Ipoh developed into one of Malaysia's main cities around the turn of the 19th century due to the booming tin mining industry. During the British colonial era, Ipoh was Malaysia's second city for administrative purposes. Architecturally, the city centre is characterised by Straits eclectic shop houses. There are several impressive historical buildings from the British Colonial era such as the Railway Station, the Town Hall and the Court House.
Ipoh is surrounded by limestone caves and there are several cave temples. The Sam Po Tong is a Chinese temple built within a limestone cave. Another temple is Perak Tong; it has a steep staircase inside leading up to the top of its hill where there is a panoramic view of Ipoh and its surroundings. The statue of Buddha in Perak Tong was the tallest and largest of its kind in Malaysia when first commissioned.
Kek Lok Tong is a cave temple that lies on the other side of the same hill as Sam Poh Tong.
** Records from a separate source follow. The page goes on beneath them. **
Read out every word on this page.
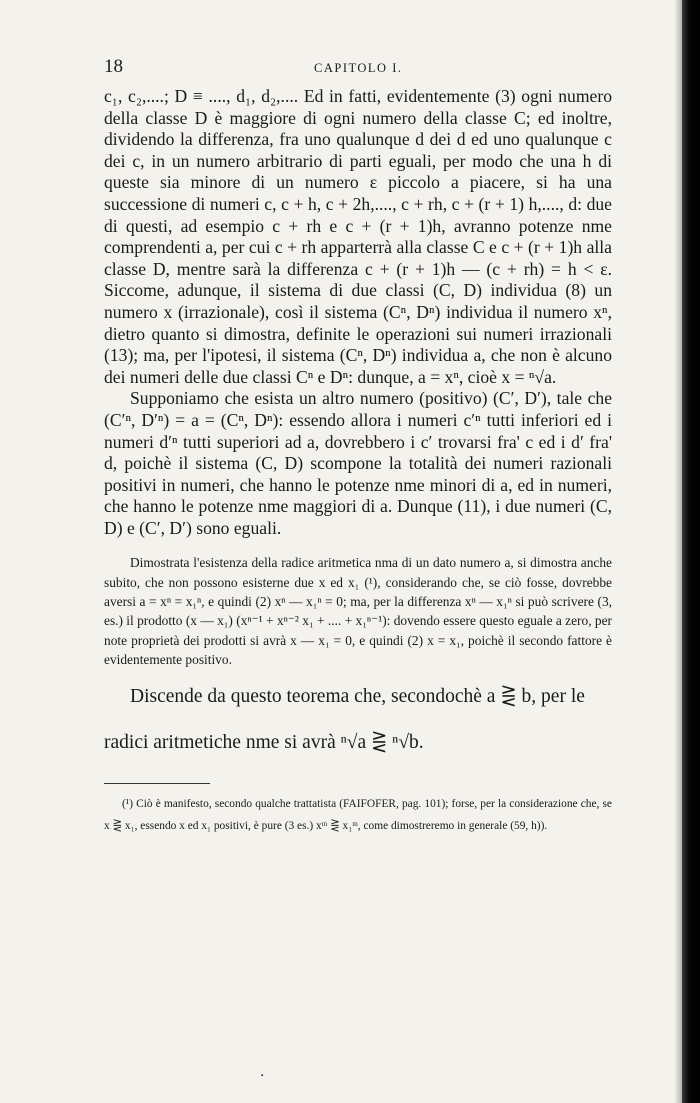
18	CAPITOLO I.

c₁, c₂,....; D ≡ ...., d₁, d₂,.... Ed in fatti, evidentemente (3) ogni numero della classe D è maggiore di ogni numero della classe C; ed inoltre, dividendo la differenza, fra uno qualunque d dei d ed uno qualunque c dei c, in un numero arbitrario di parti eguali, per modo che una h di queste sia minore di un numero ε piccolo a piacere, si ha una successione di numeri c, c + h, c + 2h,...., c + rh, c + (r + 1) h,...., d: due di questi, ad esempio c + rh e c + (r + 1)h, avranno potenze nme comprendenti a, per cui c + rh apparterrà alla classe C e c + (r + 1)h alla classe D, mentre sarà la differenza c + (r + 1)h — (c + rh) = h < ε. Siccome, adunque, il sistema di due classi (C, D) individua (8) un numero x (irrazionale), così il sistema (Cⁿ, Dⁿ) individua il numero xⁿ, dietro quanto si dimostra, definite le operazioni sui numeri irrazionali (13); ma, per l'ipotesi, il sistema (Cⁿ, Dⁿ) individua a, che non è alcuno dei numeri delle due classi Cⁿ e Dⁿ: dunque, a = xⁿ, cioè x = ⁿ√a.

Supponiamo che esista un altro numero (positivo) (C′, D′), tale che (C′ⁿ, D′ⁿ) = a = (Cⁿ, Dⁿ): essendo allora i numeri c′ⁿ tutti inferiori ed i numeri d′ⁿ tutti superiori ad a, dovrebbero i c′ trovarsi fra' c ed i d′ fra' d, poichè il sistema (C, D) scompone la totalità dei numeri razionali positivi in numeri, che hanno le potenze nme minori di a, ed in numeri, che hanno le potenze nme maggiori di a. Dunque (11), i due numeri (C, D) e (C′, D′) sono eguali.

Dimostrata l'esistenza della radice aritmetica nma di un dato numero a, si dimostra anche subito, che non possono esisterne due x ed x₁ (¹), considerando che, se ciò fosse, dovrebbe aversi a = xⁿ = x₁ⁿ, e quindi (2) xⁿ — x₁ⁿ = 0; ma, per la differenza xⁿ — x₁ⁿ si può scrivere (3, es.) il prodotto (x — x₁) (xⁿ⁻¹ + xⁿ⁻² x₁ + .... + x₁ⁿ⁻¹): dovendo essere questo eguale a zero, per note proprietà dei prodotti si avrà x — x₁ = 0, e quindi (2) x = x₁, poichè il secondo fattore è evidentemente positivo.

Discende da questo teorema che, secondochè a ⋛ b, per le
radici aritmetiche nme si avrà ⁿ√a ⋛ ⁿ√b.

(¹) Ciò è manifesto, secondo qualche trattatista (FAIFOFER, pag. 101); forse, per la considerazione che, se x ⋛ x₁, essendo x ed x₁ positivi, è pure (3 es.) xᵐ ⋛ x₁ᵐ, come dimostreremo in generale (59, h)).

·
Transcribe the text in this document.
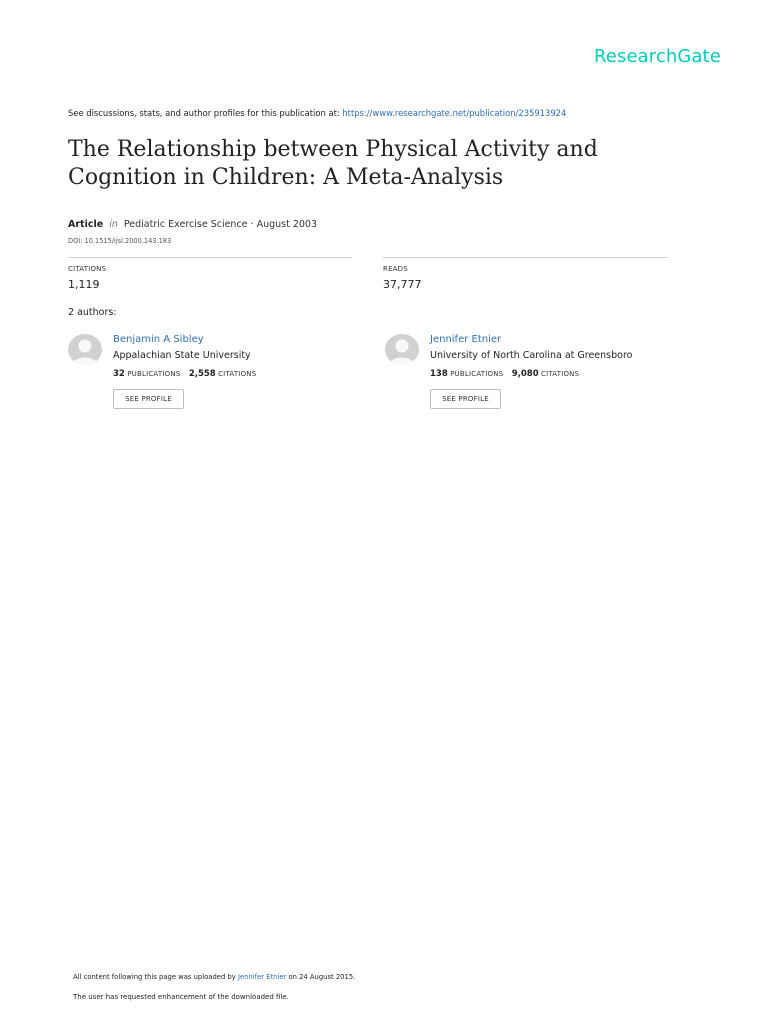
ResearchGate
See discussions, stats, and author profiles for this publication at: https://www.researchgate.net/publication/235913924
The Relationship between Physical Activity and Cognition in Children: A Meta-Analysis
Article in Pediatric Exercise Science · August 2003
DOI: 10.1515/ijsl.2000.143.183
CITATIONS
1,119
READS
37,777
2 authors:
Benjamin A Sibley
Appalachian State University
32 PUBLICATIONS 2,558 CITATIONS
SEE PROFILE
Jennifer Etnier
University of North Carolina at Greensboro
138 PUBLICATIONS 9,080 CITATIONS
SEE PROFILE
All content following this page was uploaded by Jennifer Etnier on 24 August 2015.
The user has requested enhancement of the downloaded file.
It is accessible through the Gunung Rapat housing area. It has a clean, quiet and cool environment and has the best scenic cave view.
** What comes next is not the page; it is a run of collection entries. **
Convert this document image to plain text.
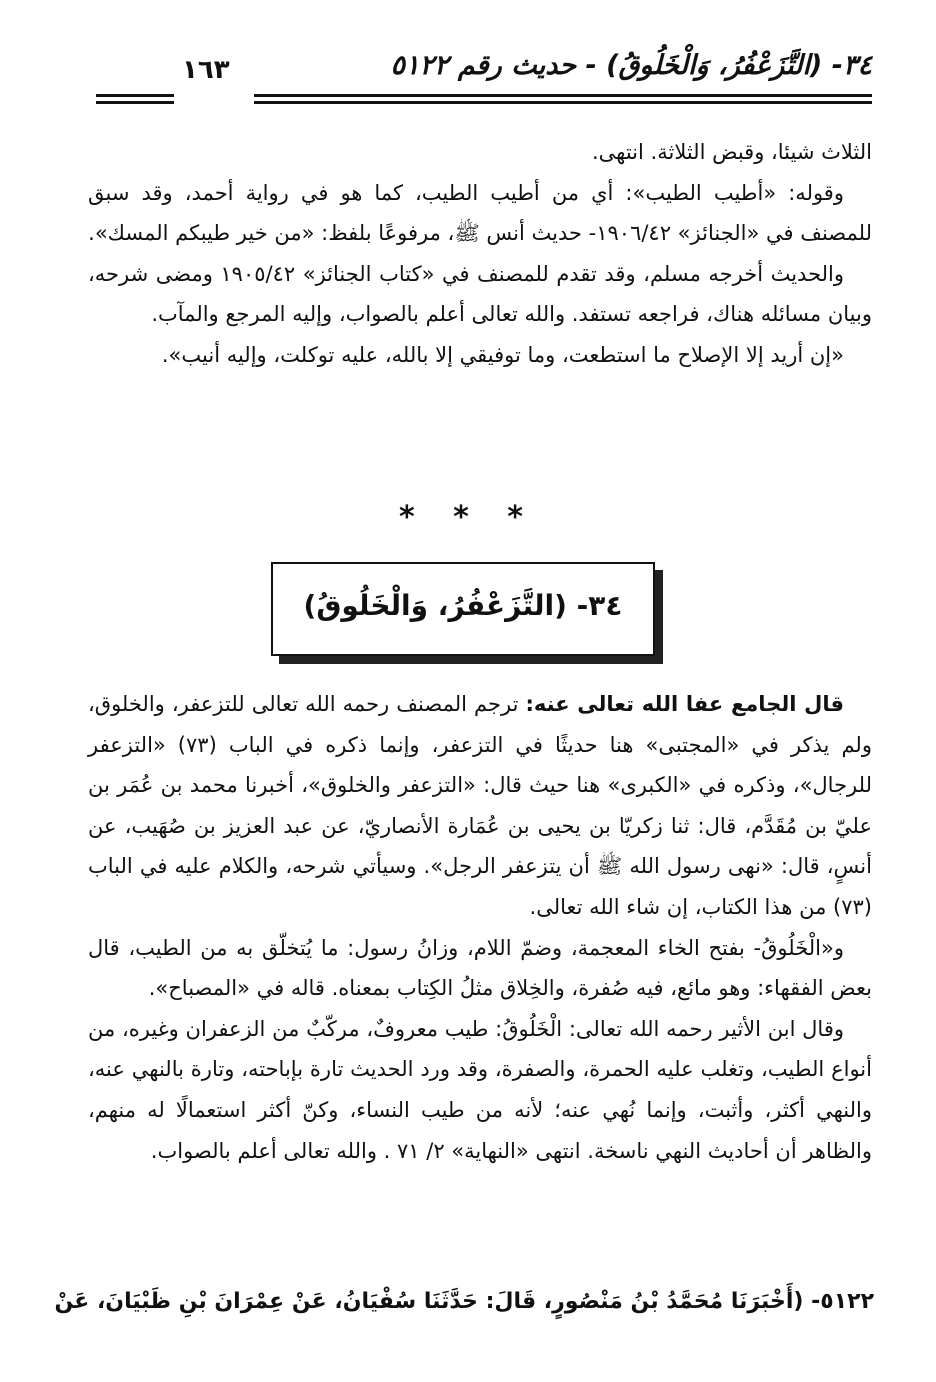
٣٤- (التَّزَعْفُرُ، وَالْخَلُوقُ) - حديث رقم ٥١٢٢
١٦٣

الثلاث شيئا، وقبض الثلاثة. انتهى.

وقوله: «أطيب الطيب»: أي من أطيب الطيب، كما هو في رواية أحمد، وقد سبق للمصنف في «الجنائز» ١٩٠٦/٤٢- حديث أنس ﷺ، مرفوعًا بلفظ: «من خير طيبكم المسك».

والحديث أخرجه مسلم، وقد تقدم للمصنف في «كتاب الجنائز» ١٩٠٥/٤٢ ومضى شرحه، وبيان مسائله هناك، فراجعه تستفد. والله تعالى أعلم بالصواب، وإليه المرجع والمآب.

«إن أريد إلا الإصلاح ما استطعت، وما توفيقي إلا بالله، عليه توكلت، وإليه أنيب».

* * *
٣٤- (التَّزَعْفُرُ، وَالْخَلُوقُ)

قال الجامع عفا الله تعالى عنه: ترجم المصنف رحمه الله تعالى للتزعفر، والخلوق، ولم يذكر في «المجتبى» هنا حديثًا في التزعفر، وإنما ذكره في الباب (٧٣) «التزعفر للرجال»، وذكره في «الكبرى» هنا حيث قال: «التزعفر والخلوق»، أخبرنا محمد بن عُمَر بن عليّ بن مُقَدَّم، قال: ثنا زكريّا بن يحيى بن عُمَارة الأنصاريّ، عن عبد العزيز بن صُهَيب، عن أنسٍ، قال: «نهى رسول الله ﷺ أن يتزعفر الرجل». وسيأتي شرحه، والكلام عليه في الباب (٧٣) من هذا الكتاب، إن شاء الله تعالى.

و«الْخَلُوقُ- بفتح الخاء المعجمة، وضمّ اللام، وزانُ رسول: ما يُتخلّق به من الطيب، قال بعض الفقهاء: وهو مائع، فيه صُفرة، والخِلاق مثلُ الكِتاب بمعناه. قاله في «المصباح».

وقال ابن الأثير رحمه الله تعالى: الْخَلُوقُ: طيب معروفٌ، مركّبٌ من الزعفران وغيره، من أنواع الطيب، وتغلب عليه الحمرة، والصفرة، وقد ورد الحديث تارة بإباحته، وتارة بالنهي عنه، والنهي أكثر، وأثبت، وإنما نُهي عنه؛ لأنه من طيب النساء، وكنّ أكثر استعمالًا له منهم، والظاهر أن أحاديث النهي ناسخة. انتهى «النهاية» ٢/ ٧١ . والله تعالى أعلم بالصواب.

٥١٢٢- (أَخْبَرَنَا مُحَمَّدُ بْنُ مَنْصُورٍ، قَالَ: حَدَّثَنَا سُفْيَانُ، عَنْ عِمْرَانَ بْنِ ظَبْيَانَ، عَنْ
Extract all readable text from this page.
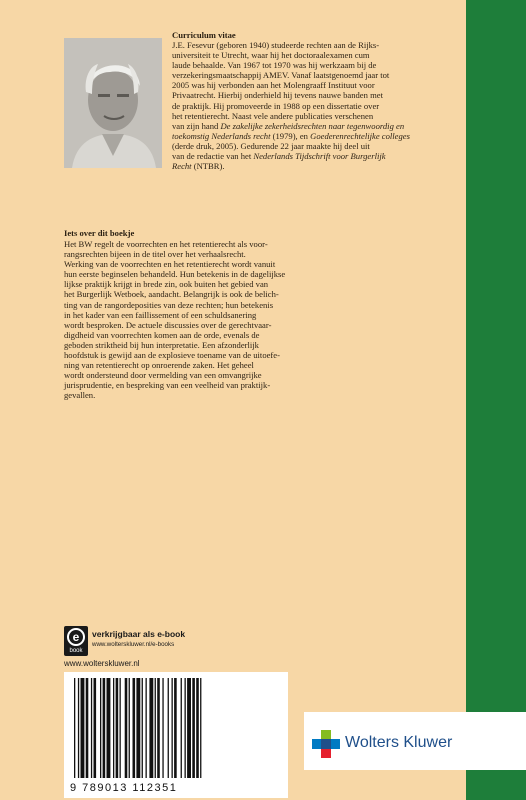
Curriculum vitae

J.E. Fesevur (geboren 1940) studeerde rechten aan de Rijks-
universiteit te Utrecht, waar hij het doctoraalexamen cum
laude behaalde. Van 1967 tot 1970 was hij werkzaam bij de
verzekeringsmaatschappij AMEV. Vanaf laatstgenoemd jaar tot
2005 was hij verbonden aan het Molengraaff Instituut voor
Privaatrecht. Hierbij onderhield hij tevens nauwe banden met
de praktijk. Hij promoveerde in 1988 op een dissertatie over
het retentierecht. Naast vele andere publicaties verschenen
van zijn hand De zakelijke zekerheidsrechten naar tegenwoordig en
toekomstig Nederlands recht (1979), en Goederenrechtelijke colleges
(derde druk, 2005). Gedurende 22 jaar maakte hij deel uit
van de redactie van het Nederlands Tijdschrift voor Burgerlijk
Recht (NTBR).

Iets over dit boekje

Het BW regelt de voorrechten en het retentierecht als voor-
rangsrechten bijeen in de titel over het verhaalsrecht.
Werking van de voorrechten en het retentierecht wordt vanuit
hun eerste beginselen behandeld. Hun betekenis in de dagelijkse
lijkse praktijk krijgt in brede zin, ook buiten het gebied van
het Burgerlijk Wetboek, aandacht. Belangrijk is ook de belich-
ting van de rangordeposities van deze rechten; hun betekenis
in het kader van een faillissement of een schuldsanering
wordt besproken. De actuele discussies over de gerechtvaar-
digdheid van voorrechten komen aan de orde, evenals de
geboden striktheid bij hun interpretatie. Een afzonderlijk
hoofdstuk is gewijd aan de explosieve toename van de uitoefe-
ning van retentierecht op onroerende zaken. Het geheel
wordt ondersteund door vermelding van een omvangrijke
jurisprudentie, en bespreking van een veelheid van praktijk-
gevallen.

e
book
verkrijgbaar als e-book
www.wolterskluwer.nl/e-books
www.wolterskluwer.nl
9 789013 112351
Wolters Kluwer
Limestone hills extend 20 km north of Ipoh and 20 km to the south. There are many caves in these hills; cave temples are built in some. Gua Tempurung, near Gopeng south of Ipoh, is a show cave open to the public. It is popular among spelunkers. More than 3 km long, it is one of the longest caves in Peninsula Malaysia. Part of it has been developed as a show cave with electric lighting and walkways, and there are tours of different lengths and difficulty. A fine river cave, the river passage runs about 1.6 km through the hill. There are five very large chambers and some stalactites and stalagmites.